Anyway, the video is a view of the throttle bore of a Linkert M51 and the action of the fuel nozzle. As the throttle plate sweeps past the idle transition hole, the main nozzle comes into play. This is called the “tip in” as fuel is mixed with air from the bleed holes in the nozzle a “bubbly emulsion” is drawn from the tip, enters the manifold and the cylinders and, on the compression stroke hopefully goes bang!
Above is a nice diagram of the fuel nozzle function. As you can see, as more demand is required from the engine, the fuel level around the nozzle drops and the air bleeds are progressively uncovered. I also just noticed that the diagram shows a “gasket” between the nozzle and the venturi. I’m curious if anyone knows that use of a gasket there was common procedure.

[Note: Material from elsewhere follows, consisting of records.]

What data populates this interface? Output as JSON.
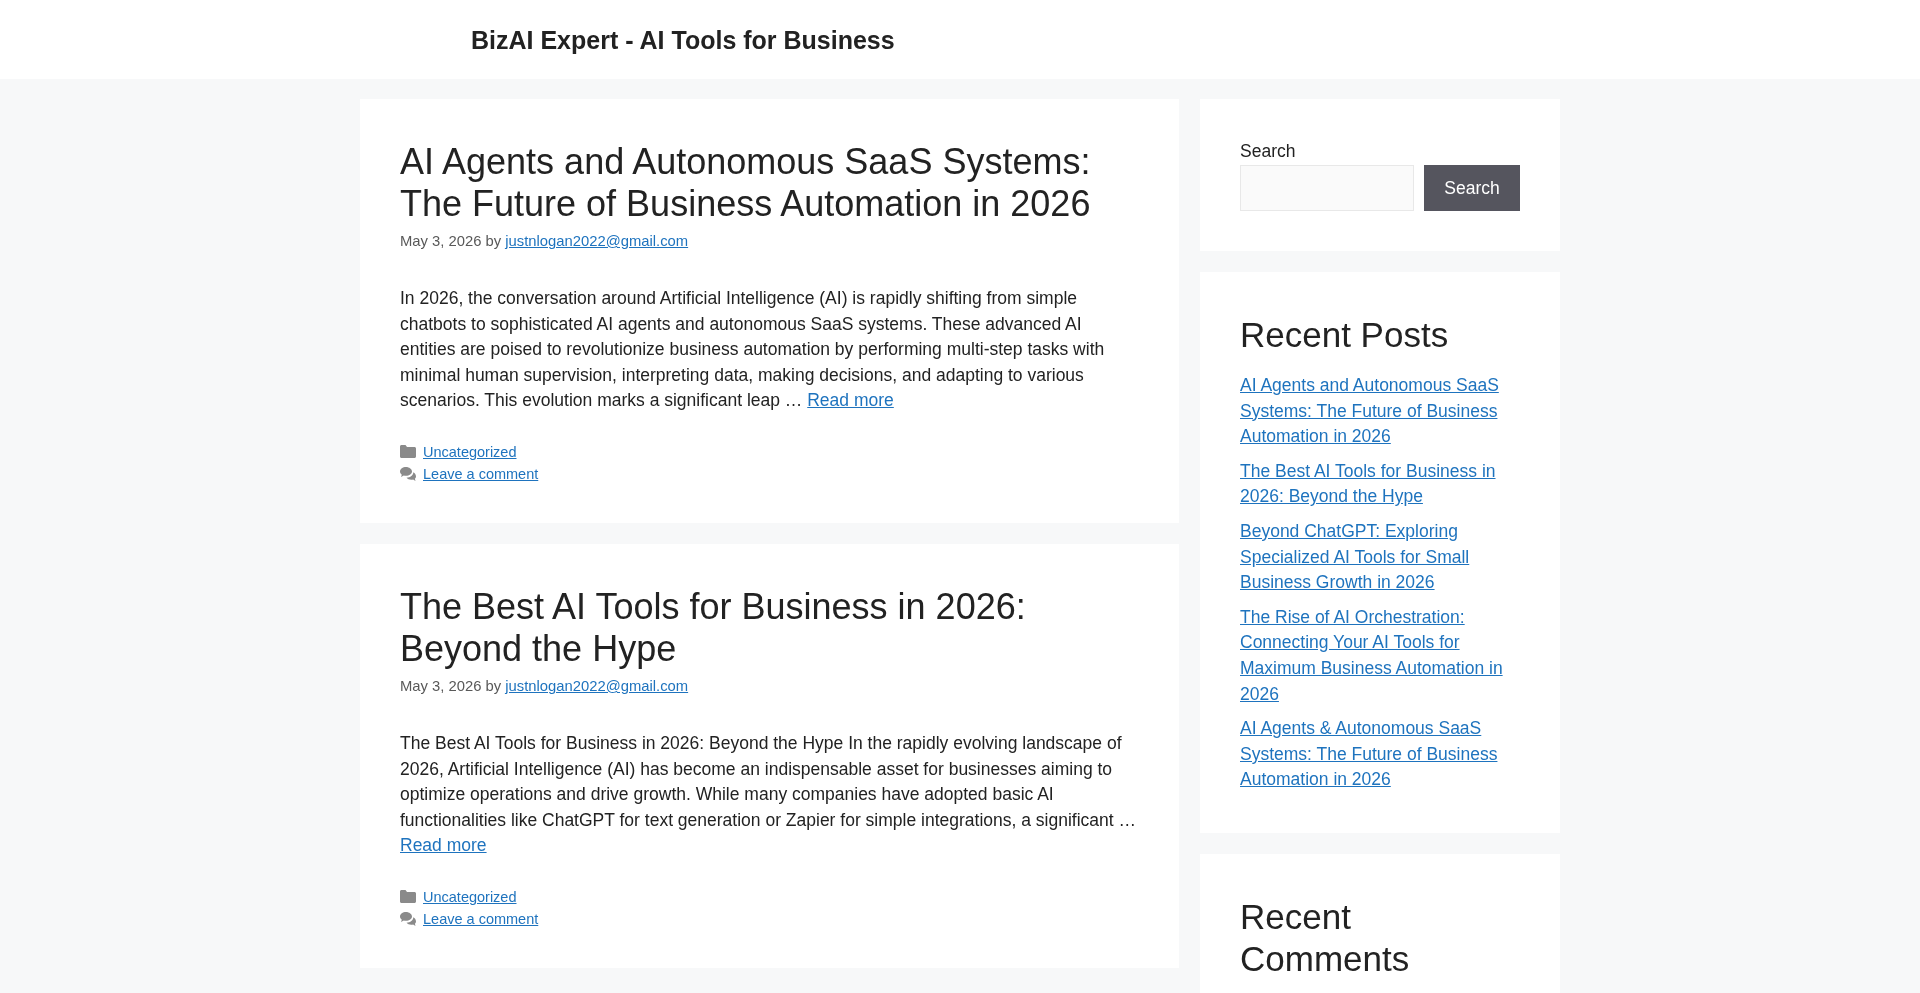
{
  "site_header": {
    "title": "BizAI Expert - AI Tools for Business"
  },
  "posts": [
    {
      "title": "AI Agents and Autonomous SaaS Systems: The Future of Business Automation in 2026",
      "date": "May 3, 2026",
      "author_prefix": "by",
      "author": "justnlogan2022@gmail.com",
      "excerpt": "In 2026, the conversation around Artificial Intelligence (AI) is rapidly shifting from simple chatbots to sophisticated AI agents and autonomous SaaS systems. These advanced AI entities are poised to revolutionize business automation by performing multi-step tasks with minimal human supervision, interpreting data, making decisions, and adapting to various scenarios. This evolution marks a significant leap …",
      "read_more": "Read more",
      "category": "Uncategorized",
      "comment_link": "Leave a comment"
    },
    {
      "title": "The Best AI Tools for Business in 2026: Beyond the Hype",
      "date": "May 3, 2026",
      "author_prefix": "by",
      "author": "justnlogan2022@gmail.com",
      "excerpt": "The Best AI Tools for Business in 2026: Beyond the Hype In the rapidly evolving landscape of 2026, Artificial Intelligence (AI) has become an indispensable asset for businesses aiming to optimize operations and drive growth. While many companies have adopted basic AI functionalities like ChatGPT for text generation or Zapier for simple integrations, a significant …",
      "read_more": "Read more",
      "category": "Uncategorized",
      "comment_link": "Leave a comment"
    }
  ],
  "sidebar": {
    "search": {
      "label": "Search",
      "button": "Search"
    },
    "recent_posts": {
      "title": "Recent Posts",
      "items": [
        "AI Agents and Autonomous SaaS Systems: The Future of Business Automation in 2026",
        "The Best AI Tools for Business in 2026: Beyond the Hype",
        "Beyond ChatGPT: Exploring Specialized AI Tools for Small Business Growth in 2026",
        "The Rise of AI Orchestration: Connecting Your AI Tools for Maximum Business Automation in 2026",
        "AI Agents & Autonomous SaaS Systems: The Future of Business Automation in 2026"
      ]
    },
    "recent_comments": {
      "title": "Recent Comments"
    }
  }
}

For my next trick, I plan on videoing a rebuild and assembly of a Linkert carburetor and we’ll go into more detail. Stay tuned.
December 24, 2010
A little over a year ago I was happily cruising around on my 2003 Harley Electra-Glide and had become a member and reader of the American Iron Magazine Forum. I kept noticing a link to a “Classic” forum and thinking that I was a classic kind of guy decided to investigate. Having spent some time building classic cars this seemed like it would be right up my alley. Little did I know what I was getting myself into.

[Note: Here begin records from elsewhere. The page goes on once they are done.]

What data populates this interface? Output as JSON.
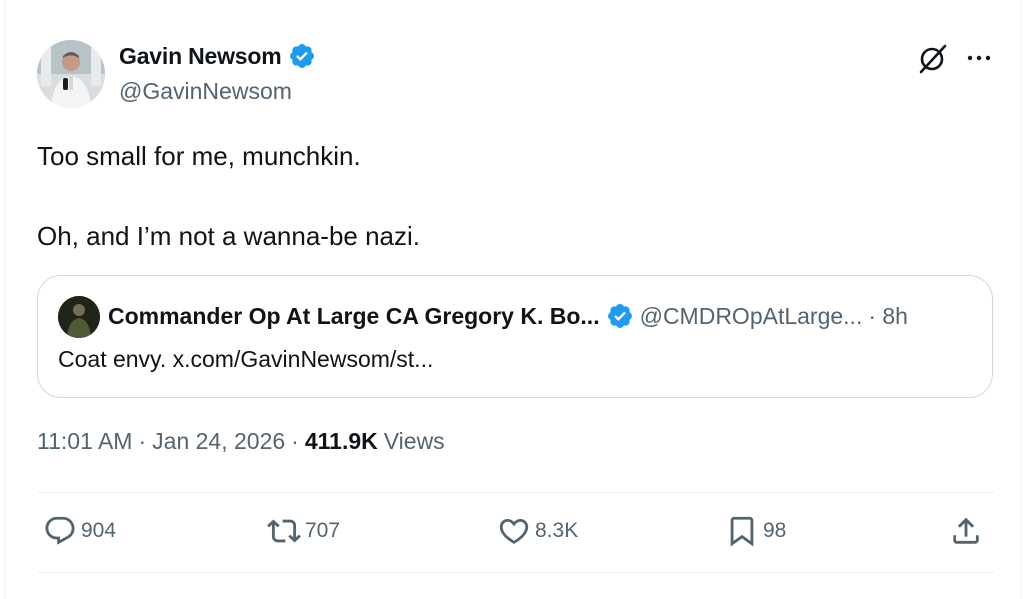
{
  "tweet": {
    "author_name": "Gavin Newsom",
    "author_handle": "@GavinNewsom",
    "paragraphs": [
      "Too small for me, munchkin.",
      "Oh, and I’m not a wanna-be nazi."
    ],
    "time": "11:01 AM",
    "date": "Jan 24, 2026",
    "sep": "·",
    "views_count": "411.9K",
    "views_label": "Views"
  },
  "quote": {
    "author_name": "Commander Op At Large CA Gregory K. Bo...",
    "author_handle": "@CMDROpAtLarge...",
    "age": "· 8h",
    "text": "Coat envy. x.com/GavinNewsom/st..."
  },
  "actions": {
    "replies": "904",
    "reposts": "707",
    "likes": "8.3K",
    "bookmarks": "98"
  },
  "icons": {
    "verified": "verified-badge-icon",
    "grok": "grok-icon",
    "more": "more-icon",
    "reply": "reply-icon",
    "repost": "repost-icon",
    "like": "heart-icon",
    "bookmark": "bookmark-icon",
    "share": "share-icon"
  },
  "colors": {
    "verified": "#1d9bf0",
    "text": "#0f1419",
    "secondary": "#536471",
    "border": "#cfd9de"
  }
}
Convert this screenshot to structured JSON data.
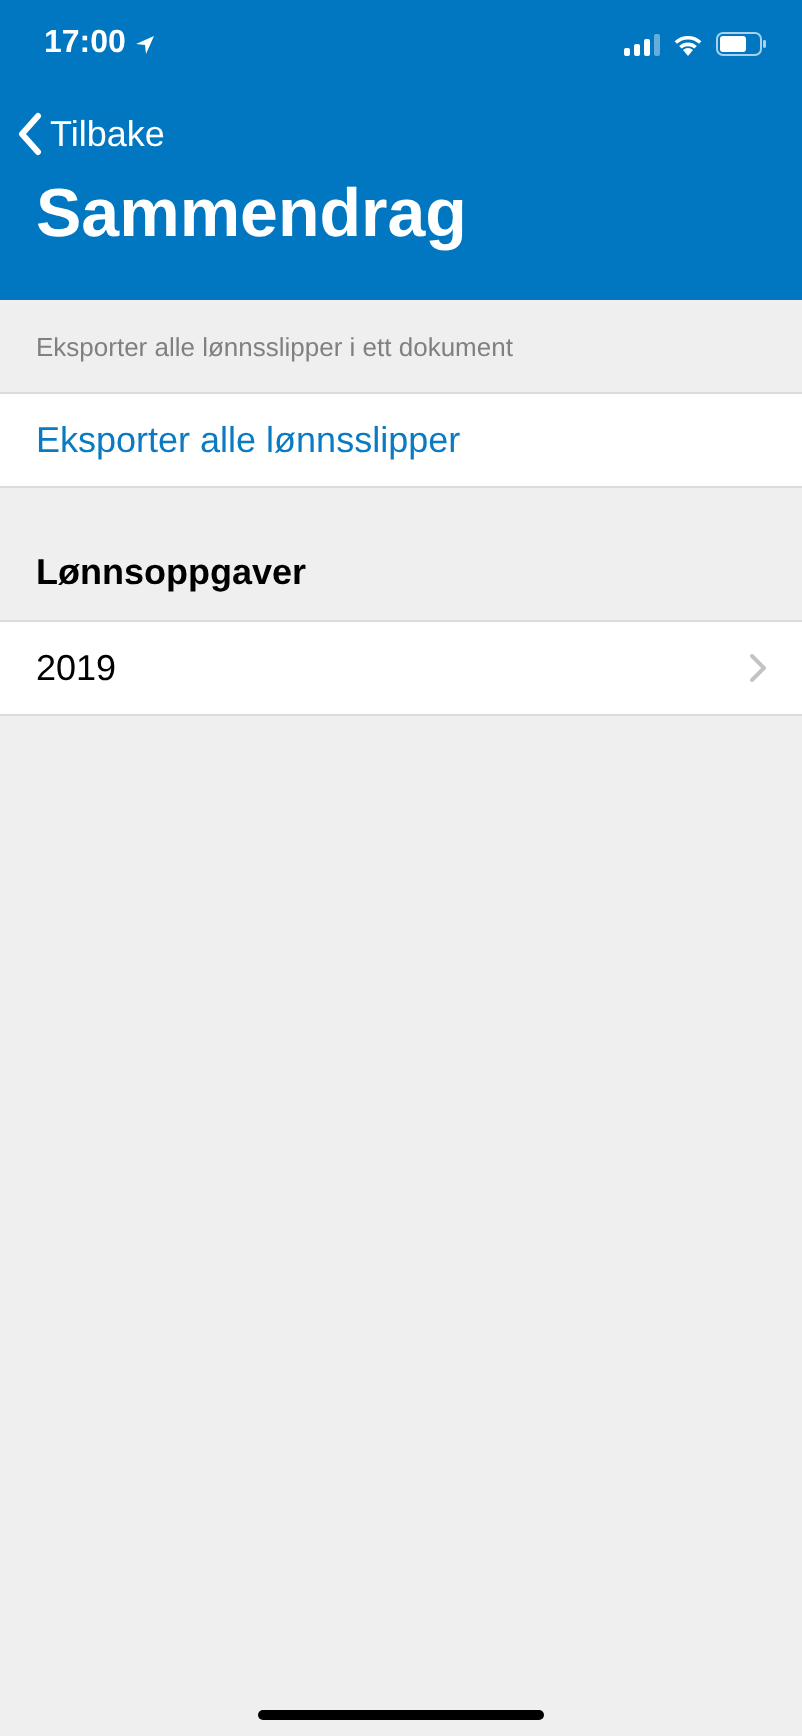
{
  "status_bar": {
    "time": "17:00"
  },
  "nav": {
    "back": "Tilbake",
    "title": "Sammendrag"
  },
  "sections": [
    {
      "header": {
        "kind": "note",
        "text": "Eksporter alle lønnsslipper i ett dokument"
      },
      "rows": [
        {
          "label": "Eksporter alle lønnsslipper",
          "kind": "action"
        }
      ]
    },
    {
      "header": {
        "kind": "title",
        "text": "Lønnsoppgaver"
      },
      "rows": [
        {
          "label": "2019",
          "kind": "disclosure"
        }
      ]
    }
  ]
}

I was immediately drawn to the vintage Harleys being discussed and couldn’t wait to own one. It wasn’t long after that I found and purchased a 1941 Harley Davidson WLA. When it arrived, I was just mesmerized by it. I had to know everything about it. And to give you an example of how little I did know, when my buddy and I first rolled it into the garage to look it over, we both saw the fuel shutoff on top of the tank and neither of us had any idea what it was. I had a very long way to go.
Fast forward to today. With the help and tutelage of my many new friends on the Classic American Iron forum, I started this blog, made over 1200 posts on the forum, traveled to Wauseon, Ohio for an AMCA meet at the invitation of a forum member, assisted in developing a website dedicated to the Goulding sidecar (www.gouldingsidecars.com) with the grandson of James Goulding, found and purchased a 1951 Goulding sidecar, rebuilt several Linkert carburetors, and the most important, had a blast doing it.

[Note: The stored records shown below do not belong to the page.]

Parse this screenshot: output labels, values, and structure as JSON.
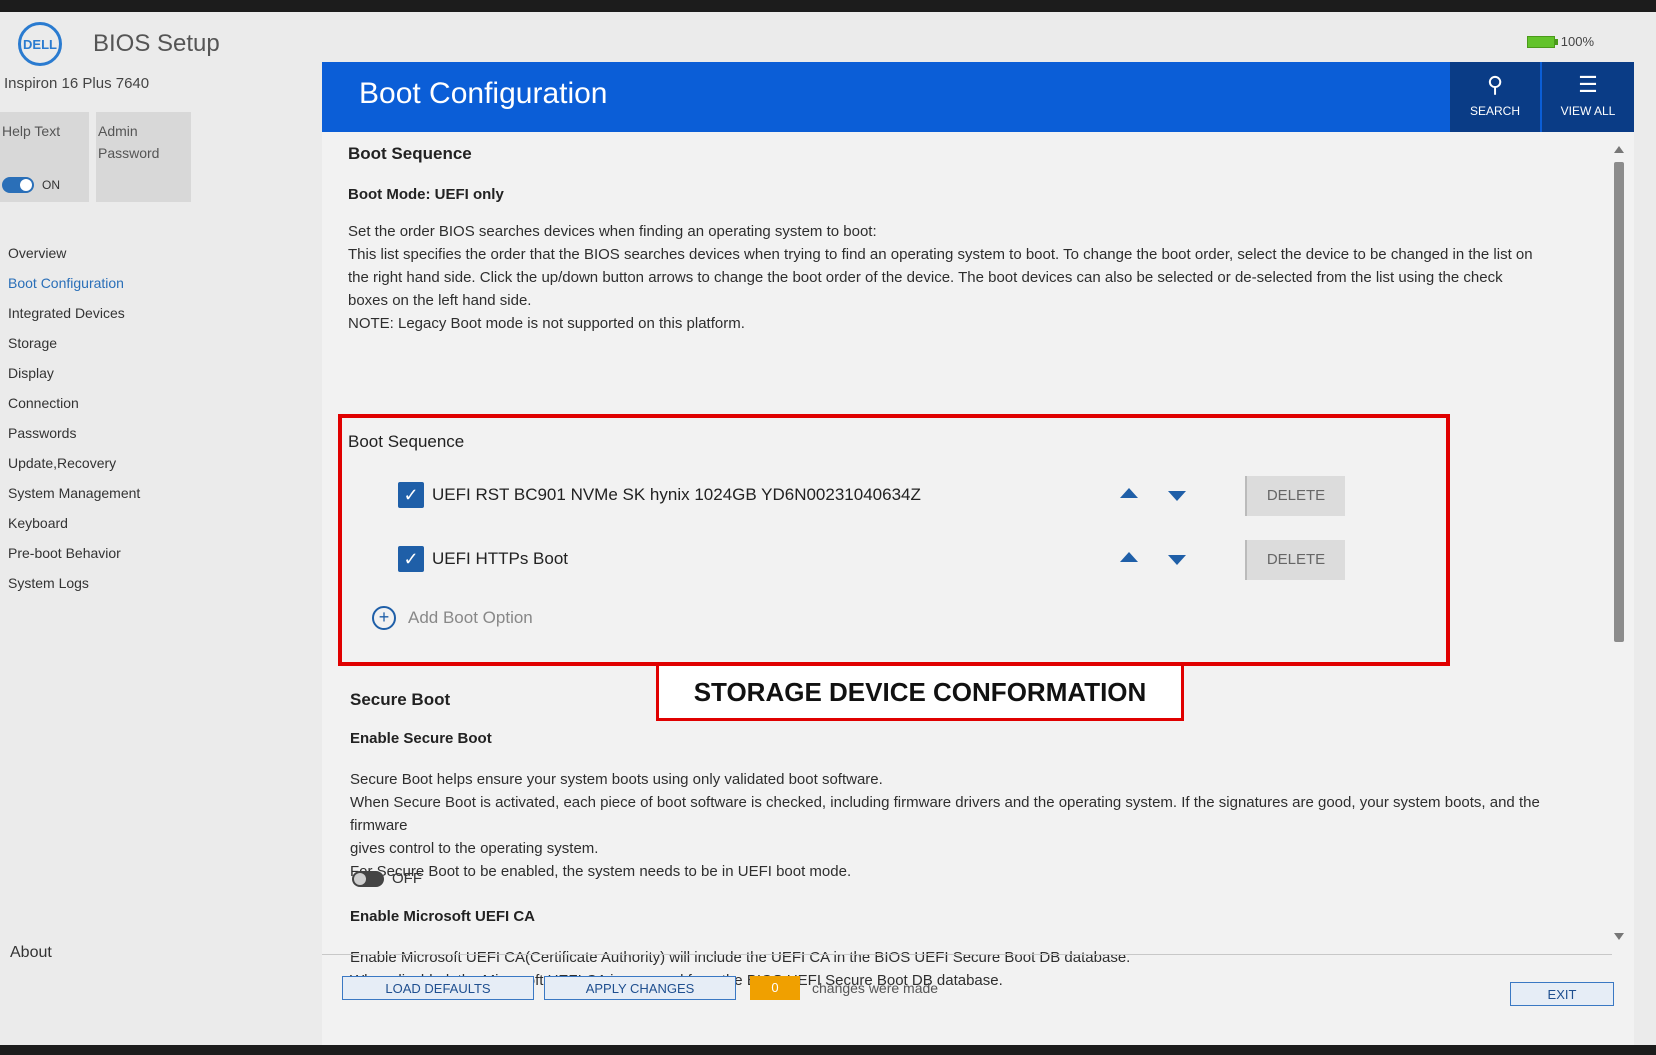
{
  "header": {
    "logo_text": "DELL",
    "app_title": "BIOS Setup",
    "battery_text": "100%",
    "model": "Inspiron 16 Plus 7640"
  },
  "sidebar": {
    "help_text_label": "Help Text",
    "help_text_state": "ON",
    "admin_password_line1": "Admin",
    "admin_password_line2": "Password",
    "items": [
      {
        "label": "Overview"
      },
      {
        "label": "Boot Configuration",
        "active": true
      },
      {
        "label": "Integrated Devices"
      },
      {
        "label": "Storage"
      },
      {
        "label": "Display"
      },
      {
        "label": "Connection"
      },
      {
        "label": "Passwords"
      },
      {
        "label": "Update,Recovery"
      },
      {
        "label": "System Management"
      },
      {
        "label": "Keyboard"
      },
      {
        "label": "Pre-boot Behavior"
      },
      {
        "label": "System Logs"
      }
    ],
    "about": "About"
  },
  "banner": {
    "title": "Boot Configuration",
    "search_label": "SEARCH",
    "view_all_label": "VIEW ALL"
  },
  "boot_sequence": {
    "heading": "Boot Sequence",
    "mode": "Boot Mode: UEFI only",
    "description": [
      "Set the order BIOS searches devices when finding an operating system to boot:",
      "This list specifies the order that the BIOS searches devices when trying to find an operating system to boot.  To change the boot order, select the device to be changed in the list on",
      "the right hand side.  Click the up/down button arrows to change the boot order of the device.  The boot devices can also be selected or de-selected from the list using the check",
      "boxes on the left hand side.",
      "NOTE: Legacy Boot mode is not supported on this platform."
    ],
    "list_title": "Boot Sequence",
    "devices": [
      {
        "label": "UEFI RST BC901 NVMe SK hynix 1024GB YD6N00231040634Z",
        "checked": true,
        "delete_label": "DELETE"
      },
      {
        "label": "UEFI HTTPs Boot",
        "checked": true,
        "delete_label": "DELETE"
      }
    ],
    "add_option": "Add Boot Option"
  },
  "callout": "STORAGE DEVICE CONFORMATION",
  "secure_boot": {
    "heading": "Secure Boot",
    "enable_title": "Enable Secure Boot",
    "description": [
      "Secure Boot helps ensure your system boots using only validated boot software.",
      "When Secure Boot is activated, each piece of boot software is checked, including firmware drivers and the operating system. If the signatures are good, your system boots, and the firmware",
      "gives control to the operating system.",
      "For Secure Boot to be enabled, the system needs to be in UEFI boot mode."
    ],
    "toggle_state": "OFF",
    "ms_ca_title": "Enable Microsoft UEFI CA",
    "ms_ca_description": [
      "Enable Microsoft UEFI CA(Certificate Authority) will include the UEFI CA in the BIOS UEFI Secure Boot DB database.",
      "When disabled, the Microsoft UEFI CA is removed from the BIOS UEFI Secure Boot DB database."
    ]
  },
  "footer": {
    "load_defaults": "LOAD DEFAULTS",
    "apply_changes": "APPLY CHANGES",
    "change_count": "0",
    "changes_text": "changes were made",
    "exit": "EXIT"
  },
  "colors": {
    "banner_blue": "#0b5ed7",
    "banner_button": "#0a3c86",
    "highlight_red": "#e00000",
    "change_badge": "#f0a000"
  }
}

So, without further ado, I would like to extend my heartfelt thanks to Buzz Kanter and the American Iron crew for making the Classic American Iron magazine and forum available. As a total newbie to vintage Harley’s, it would have taken me years to access the knowledge I have gained without the support of the forum and its members. Thanks again to all of you and a Merry Christmas to you and yours.
August 8, 2010
Welcome to www.GouldingSidecars.com. Still kind of amazed at how all this came about but here’s the story. After purchasing my 1941 WLA Harley Davidson last year, I was cruising the forum here and a vintage bike with a sidecar caught my eye. Not sure why, but I was just drawn to it and I could picture myself being a “sidecar guy”. I made some inquiries about what would be correct for my bike and forum member “Sarge” gave me a quick lesson on Goulding’s and the Litecar or Ls sidecar that was manufactured for the HD “45”. He also pointed me in the direction of “Clydeflathead” (Dave), a forum member he knew to be well versed in this area.
I contacted Dave and from PM’s to emails to phone conversations a couple times a week, the search was on. Just one of the nicest guys you’d ever want to meet and he was more than happy to educate me and assist in my search for a Goulding sidecar. He told me about the friendship he had developed with Ron Rae, grandson of James Goulding and author of The Goulding Album and how they would meet periodically to discuss all things Goulding.
The more time I spent chatting with Dave, the more impressed I became with his passion and thirst for knowledge on the Goulding sidecar. I told him that all his research was fantastic and he should write a book detailing the technical aspects of these sidecars. Ron had covered the family history in The Goulding Album but there was nothing out there for the enthusiast wanting information on Goulding sidecars for their restoration.